I find unwanted attentions from men in my community extremely inappropriate, rude, and creepy. I have never gotten used to the sexual advances from strange men in my community and still react with shock and outrage, a shock and outrage these men seem completely unaware of and unbothered by, as if of course I would, after “Hello, it’s nice to meet you,” agree to have sex with them later in the day, “Say, around 4:00?” No thank you, I don’t think so. The faux wedding rings have never deflected these advances. There is also a vulgar gesture I’ve encountered with strange men when I’ve gone to shake their hands in introduction; younger female volunteers also know—and are repulsed by—this gesture. I’ve experienced it while shaking hands at church—yes, at church!--and by the police captain when I was introducing myself as someone who might rely on his protection. Needless to say, I felt more than a bit dismayed at the thought of this man coming to my aid in the case of an emergency. Once, at 7:00 in the morning, while attending a funeral, I was meeting a strange man my principal, my South African supervisor, was introducing me to. After everyone had a nice chuckle all the way around, I enquired as to what was so funny. Oh, the strange man was asking if he could kiss “the legoa.” Legoa is the Setswana word for “white” woman. Nice! I’m at a funeral, and it’s 7:00 in the morning, and I have a strange man making a joke about kissing me. Grr. I could go on with more instances describing this kind of “unwanted attention,” but I think you get the idea.

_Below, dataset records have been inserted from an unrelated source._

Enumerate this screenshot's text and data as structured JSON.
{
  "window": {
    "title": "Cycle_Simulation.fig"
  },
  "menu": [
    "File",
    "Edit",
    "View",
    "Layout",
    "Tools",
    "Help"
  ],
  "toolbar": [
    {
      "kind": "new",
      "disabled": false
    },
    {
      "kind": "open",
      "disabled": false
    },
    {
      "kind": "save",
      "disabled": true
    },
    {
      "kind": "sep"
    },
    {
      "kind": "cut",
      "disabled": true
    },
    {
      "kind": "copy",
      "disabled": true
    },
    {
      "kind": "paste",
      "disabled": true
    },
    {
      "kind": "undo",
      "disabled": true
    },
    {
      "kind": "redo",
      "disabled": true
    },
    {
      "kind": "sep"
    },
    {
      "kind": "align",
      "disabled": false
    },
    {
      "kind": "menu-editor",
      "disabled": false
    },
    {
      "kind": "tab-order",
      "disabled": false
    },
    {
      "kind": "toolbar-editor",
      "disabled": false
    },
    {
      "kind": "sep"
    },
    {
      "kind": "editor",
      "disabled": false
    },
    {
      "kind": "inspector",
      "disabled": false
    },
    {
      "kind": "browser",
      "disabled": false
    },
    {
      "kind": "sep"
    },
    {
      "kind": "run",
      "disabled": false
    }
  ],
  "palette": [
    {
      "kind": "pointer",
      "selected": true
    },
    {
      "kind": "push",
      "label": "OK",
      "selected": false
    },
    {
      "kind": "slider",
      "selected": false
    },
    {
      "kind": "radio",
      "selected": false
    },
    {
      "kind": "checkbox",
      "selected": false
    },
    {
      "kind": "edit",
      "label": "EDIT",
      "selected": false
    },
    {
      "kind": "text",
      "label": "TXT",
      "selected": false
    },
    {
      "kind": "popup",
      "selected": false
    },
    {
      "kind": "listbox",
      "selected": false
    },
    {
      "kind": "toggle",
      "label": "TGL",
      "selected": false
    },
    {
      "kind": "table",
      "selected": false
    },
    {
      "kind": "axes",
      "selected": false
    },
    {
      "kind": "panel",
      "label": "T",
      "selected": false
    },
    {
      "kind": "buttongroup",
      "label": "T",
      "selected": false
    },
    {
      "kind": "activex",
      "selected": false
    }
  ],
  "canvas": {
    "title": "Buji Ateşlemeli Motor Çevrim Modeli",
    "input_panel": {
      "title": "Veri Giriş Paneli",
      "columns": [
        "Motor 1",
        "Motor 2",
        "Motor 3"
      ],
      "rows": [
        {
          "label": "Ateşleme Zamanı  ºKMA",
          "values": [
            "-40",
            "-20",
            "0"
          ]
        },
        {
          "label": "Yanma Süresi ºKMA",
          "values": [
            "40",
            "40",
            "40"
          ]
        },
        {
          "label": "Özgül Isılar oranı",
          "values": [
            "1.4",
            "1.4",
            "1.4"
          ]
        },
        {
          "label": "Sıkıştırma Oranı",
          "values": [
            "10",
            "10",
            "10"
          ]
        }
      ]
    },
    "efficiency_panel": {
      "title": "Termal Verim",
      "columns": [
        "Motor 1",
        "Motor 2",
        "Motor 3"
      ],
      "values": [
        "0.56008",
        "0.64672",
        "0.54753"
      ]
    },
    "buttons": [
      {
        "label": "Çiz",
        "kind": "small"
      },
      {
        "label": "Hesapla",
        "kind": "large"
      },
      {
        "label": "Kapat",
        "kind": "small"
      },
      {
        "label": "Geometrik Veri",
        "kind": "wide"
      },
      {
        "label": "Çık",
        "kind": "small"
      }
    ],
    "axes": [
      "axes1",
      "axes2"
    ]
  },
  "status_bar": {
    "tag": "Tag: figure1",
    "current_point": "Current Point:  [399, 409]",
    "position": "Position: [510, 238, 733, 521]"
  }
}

Sometimes I feel that every man in my community wants this kind of “shot” at me.  Is it because I’m perceived as a celebrity?  And in this way, I cannot feel equal with my “fellow man.”

In a similar way, but in a different fashion, I encounter these rude moment by young men of my community. These encounters are more likely endured from a distance: young men will shout to me “Marry me” or taunt and tease me, “I love you, I love you!” After becoming used to these kinds of attentions, they become laughable. However, the young men of my community are much more likely to respond to my greetings in passing with a hostile smirk and/or by purposely ignoring me. Of course, this is just “kids being kids” and I should be more tolerant of it and I do try to be. It’s the constant wear of such encounters every day, day after day, that feels demoralizing.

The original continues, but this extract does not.